Alice mengikat rambutnya yang panjang dengan tinggi, hingga memperlihatkan lehernya yang jenjang. Walaupun, tidak memiliki kulit seputih s**u, tapi ia malah terlihat eksotis. Tidak melulu harus berkulit putih, jenis kulitnya ini, malah menjadi dambaan orang-orang yang tinggal di bagian barat sana.
Sedikit wangi-wangian Alice pakai di tangannya, tidak membawa sendiri. Hanya membawa tubuhnya ini saja, tapi segala jenis pakaian maupun skincare untuk perawatan tubuh dan wajah sudah tersedia di sini. Surga dunia yang berbalut dengan neraka. Karena ketika ia keluar dari dalam kamar, suasana yang tidak nyaman itu pasti ia dapat dan rasakan.
Kini, Alice naik ke atas tempat tidur dan masuk ke dalam selimut. Ia rebahkan tubuhnya di sana, sembari memejamkan kedua kelopak matanya.
Ah... Nikmatnya tidur di sini. Empuk dan sejuk. Tidak seperti rumah kontrakan yang ia tinggali bersama ibunya. Itupun, hanya tiga petak. Meski pemilik rumah ini menyebalkan. Akan tetapi, ia masih memiliki sedikit rasa bersyukur. Setidaknya, masih ada yang bisa ia nikmati. Tidak sampai sesulit menelan makanan di rumah ayahnya sendiri. Di sini bebas ingin makan apapun, hanya saja harus mengikuti aturan dari si pria yang katanya suami, tapi tidak mau mengakuinya sebagai seorang istri. Ah tidak tahulah, ia harus menyebutnya dengan kata apa. Tidak tahu juga, sampai kapan ia harus berada di sini. Jalani saja sampai batas waktunya nanti. Yang terpenting untuk saat ini adalah, ia bisa nikmati hal-hal yang tidak pernah ia dapatkan, selama delapan belas tahun hidupnya.
Alice tersenyum dengan mata yang terpejam.

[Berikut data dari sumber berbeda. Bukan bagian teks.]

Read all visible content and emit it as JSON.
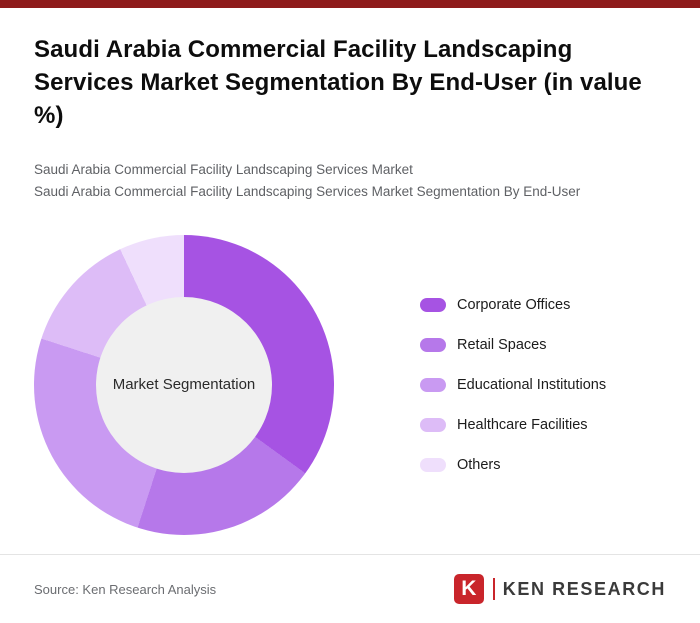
{
  "page": {
    "title": "Saudi Arabia Commercial Facility Landscaping Services Market Segmentation By End-User (in value %)",
    "subtitle1": "Saudi Arabia Commercial Facility Landscaping Services Market",
    "subtitle2": "Saudi Arabia Commercial Facility Landscaping Services Market Segmentation By End-User",
    "topbar_color": "#8e1b1b",
    "source": "Source: Ken Research Analysis"
  },
  "chart_data": {
    "type": "pie",
    "variant": "donut",
    "title": "Saudi Arabia Commercial Facility Landscaping Services Market Segmentation By End-User (in value %)",
    "center_label": "Market Segmentation",
    "categories": [
      "Corporate Offices",
      "Retail Spaces",
      "Educational Institutions",
      "Healthcare Facilities",
      "Others"
    ],
    "values": [
      35,
      20,
      25,
      13,
      7
    ],
    "unit": "%",
    "colors": [
      "#a653e3",
      "#b678ea",
      "#c99af2",
      "#ddbcf7",
      "#efdffc"
    ],
    "start_angle_deg": 0,
    "direction": "clockwise",
    "legend_position": "right",
    "hole_color": "#f0f0f0"
  },
  "logo": {
    "letter": "K",
    "text": "KEN RESEARCH",
    "red": "#c9252b"
  }
}
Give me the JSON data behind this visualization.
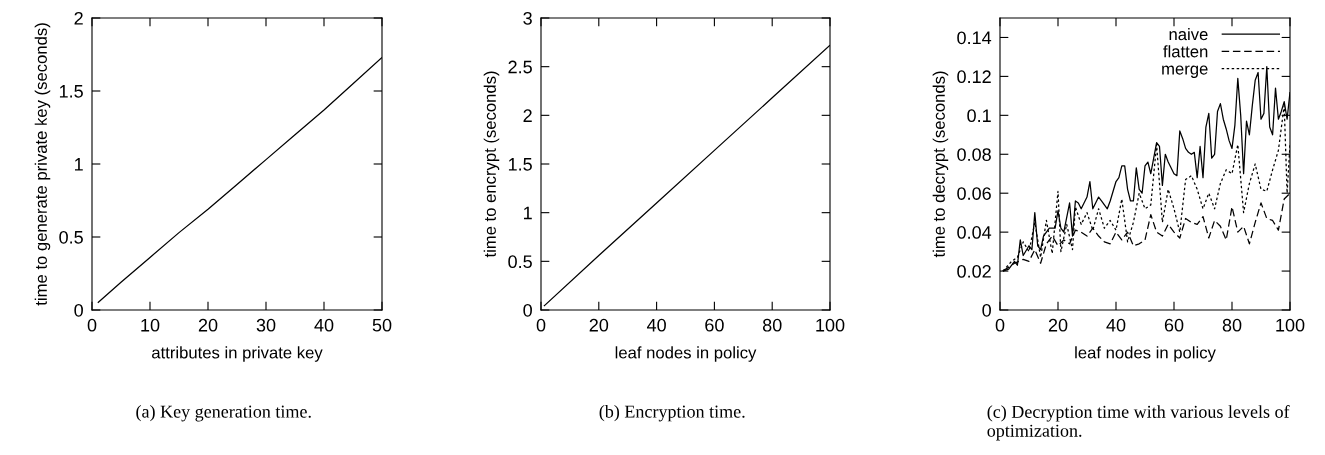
{
  "chart_data": [
    {
      "type": "line",
      "xlabel": "attributes in private key",
      "ylabel": "time to generate private key (seconds)",
      "annotations": [
        "(a) Key generation time."
      ],
      "xlim": [
        0,
        50
      ],
      "xticks": [
        0,
        10,
        20,
        30,
        40,
        50
      ],
      "ylim": [
        0,
        2
      ],
      "yticks": [
        0,
        0.5,
        1,
        1.5,
        2
      ],
      "grid": false,
      "legend": false,
      "series": [
        {
          "color": "#000000",
          "line_style": "solid",
          "x": [
            1,
            5,
            10,
            15,
            20,
            25,
            30,
            35,
            40,
            45,
            50
          ],
          "values": [
            0.05,
            0.19,
            0.36,
            0.53,
            0.69,
            0.86,
            1.03,
            1.2,
            1.37,
            1.55,
            1.73
          ]
        }
      ]
    },
    {
      "type": "line",
      "xlabel": "leaf nodes in policy",
      "ylabel": "time to encrypt (seconds)",
      "annotations": [
        "(b) Encryption time."
      ],
      "xlim": [
        0,
        100
      ],
      "xticks": [
        0,
        20,
        40,
        60,
        80,
        100
      ],
      "ylim": [
        0,
        3
      ],
      "yticks": [
        0,
        0.5,
        1,
        1.5,
        2,
        2.5,
        3
      ],
      "grid": false,
      "legend": false,
      "series": [
        {
          "color": "#000000",
          "line_style": "solid",
          "x": [
            1,
            20,
            40,
            60,
            80,
            100
          ],
          "values": [
            0.04,
            0.56,
            1.1,
            1.64,
            2.18,
            2.72
          ]
        }
      ]
    },
    {
      "type": "line",
      "xlabel": "leaf nodes in policy",
      "ylabel": "time to decrypt (seconds)",
      "annotations": [
        "(c) Decryption time with various levels of optimization."
      ],
      "xlim": [
        0,
        100
      ],
      "xticks": [
        0,
        20,
        40,
        60,
        80,
        100
      ],
      "ylim": [
        0,
        0.15
      ],
      "yticks": [
        0,
        0.02,
        0.04,
        0.06,
        0.08,
        0.1,
        0.12,
        0.14
      ],
      "grid": false,
      "legend": "top right",
      "series": [
        {
          "name": "naive",
          "color": "#000000",
          "line_style": "solid",
          "x": [
            1,
            3,
            5,
            6,
            7,
            8,
            10,
            11,
            12,
            13,
            14,
            15,
            17,
            19,
            20,
            21,
            22,
            24,
            25,
            26,
            27,
            28,
            30,
            31,
            32,
            34,
            35,
            37,
            38,
            40,
            41,
            42,
            43,
            44,
            45,
            46,
            47,
            48,
            49,
            50,
            51,
            52,
            54,
            55,
            56,
            57,
            58,
            60,
            61,
            62,
            63,
            64,
            65,
            66,
            67,
            68,
            69,
            70,
            71,
            72,
            73,
            74,
            75,
            76,
            77,
            78,
            79,
            80,
            81,
            82,
            83,
            84,
            85,
            86,
            87,
            88,
            89,
            90,
            91,
            92,
            93,
            94,
            95,
            96,
            97,
            98,
            99,
            100
          ],
          "values": [
            0.02,
            0.021,
            0.025,
            0.023,
            0.036,
            0.028,
            0.033,
            0.031,
            0.05,
            0.033,
            0.031,
            0.038,
            0.042,
            0.042,
            0.051,
            0.042,
            0.04,
            0.055,
            0.038,
            0.056,
            0.055,
            0.052,
            0.058,
            0.066,
            0.052,
            0.058,
            0.056,
            0.052,
            0.056,
            0.066,
            0.068,
            0.074,
            0.074,
            0.062,
            0.056,
            0.056,
            0.073,
            0.062,
            0.06,
            0.074,
            0.076,
            0.07,
            0.086,
            0.084,
            0.064,
            0.08,
            0.076,
            0.07,
            0.069,
            0.092,
            0.088,
            0.083,
            0.081,
            0.08,
            0.081,
            0.068,
            0.084,
            0.068,
            0.094,
            0.101,
            0.078,
            0.08,
            0.102,
            0.106,
            0.098,
            0.093,
            0.087,
            0.083,
            0.095,
            0.119,
            0.1,
            0.07,
            0.097,
            0.09,
            0.105,
            0.118,
            0.122,
            0.098,
            0.101,
            0.125,
            0.094,
            0.09,
            0.114,
            0.098,
            0.102,
            0.107,
            0.098,
            0.112
          ]
        },
        {
          "name": "flatten",
          "color": "#000000",
          "line_style": "dashed",
          "x": [
            1,
            5,
            8,
            10,
            12,
            14,
            16,
            18,
            20,
            22,
            24,
            26,
            28,
            30,
            32,
            34,
            36,
            38,
            40,
            42,
            44,
            46,
            48,
            50,
            52,
            54,
            56,
            58,
            60,
            62,
            64,
            66,
            68,
            70,
            72,
            74,
            76,
            78,
            80,
            82,
            84,
            86,
            88,
            90,
            92,
            94,
            96,
            98,
            100
          ],
          "values": [
            0.02,
            0.024,
            0.026,
            0.025,
            0.031,
            0.024,
            0.034,
            0.038,
            0.033,
            0.036,
            0.034,
            0.041,
            0.04,
            0.038,
            0.042,
            0.038,
            0.035,
            0.034,
            0.04,
            0.036,
            0.04,
            0.033,
            0.034,
            0.036,
            0.049,
            0.04,
            0.038,
            0.044,
            0.04,
            0.037,
            0.047,
            0.045,
            0.044,
            0.048,
            0.037,
            0.046,
            0.043,
            0.036,
            0.053,
            0.04,
            0.043,
            0.034,
            0.045,
            0.055,
            0.047,
            0.046,
            0.041,
            0.057,
            0.06
          ]
        },
        {
          "name": "merge",
          "color": "#000000",
          "line_style": "dotted",
          "x": [
            1,
            4,
            6,
            8,
            10,
            12,
            14,
            16,
            18,
            20,
            21,
            23,
            25,
            26,
            28,
            30,
            32,
            34,
            36,
            38,
            40,
            42,
            44,
            46,
            48,
            50,
            52,
            54,
            56,
            58,
            60,
            62,
            64,
            66,
            68,
            70,
            72,
            74,
            76,
            78,
            80,
            82,
            84,
            86,
            88,
            90,
            92,
            94,
            96,
            98,
            99,
            100
          ],
          "values": [
            0.02,
            0.025,
            0.027,
            0.035,
            0.03,
            0.045,
            0.027,
            0.046,
            0.029,
            0.061,
            0.03,
            0.044,
            0.031,
            0.053,
            0.044,
            0.05,
            0.041,
            0.052,
            0.042,
            0.046,
            0.041,
            0.057,
            0.035,
            0.045,
            0.06,
            0.052,
            0.054,
            0.085,
            0.045,
            0.062,
            0.052,
            0.04,
            0.067,
            0.069,
            0.062,
            0.052,
            0.06,
            0.052,
            0.065,
            0.072,
            0.07,
            0.085,
            0.05,
            0.065,
            0.075,
            0.062,
            0.061,
            0.072,
            0.082,
            0.105,
            0.06,
            0.085
          ]
        }
      ]
    }
  ]
}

Namun, seketika kelopak mata itu terbuka lagi dan bola matanya, bahkan sampai membulat dengan sempurna, saat pintu kamar yang digedor dengan sangat kencang dari luar kamar, menggelitik indra pendengarannya.
"Hey! Buka pintunya!! Kamu sedang apa di dalam sana?? Kenapa lama sekali membuka pintu ini!!"
Alice tengah sibuk mencari-cari outer untuk menutupi tubuhnya, karena tidak menemukan. Ia jadi menarik selimut dan menutupi tubuhnya dengan selimut itu.
"Kenapa lama sekali!?" tanya lelaki, yang tidak lain adalah Storm, yang kini tengah tertegun setelah melirik, sebuah bulatan yang ada di depan tubuh Alice, yang tidak tertutupi selimut.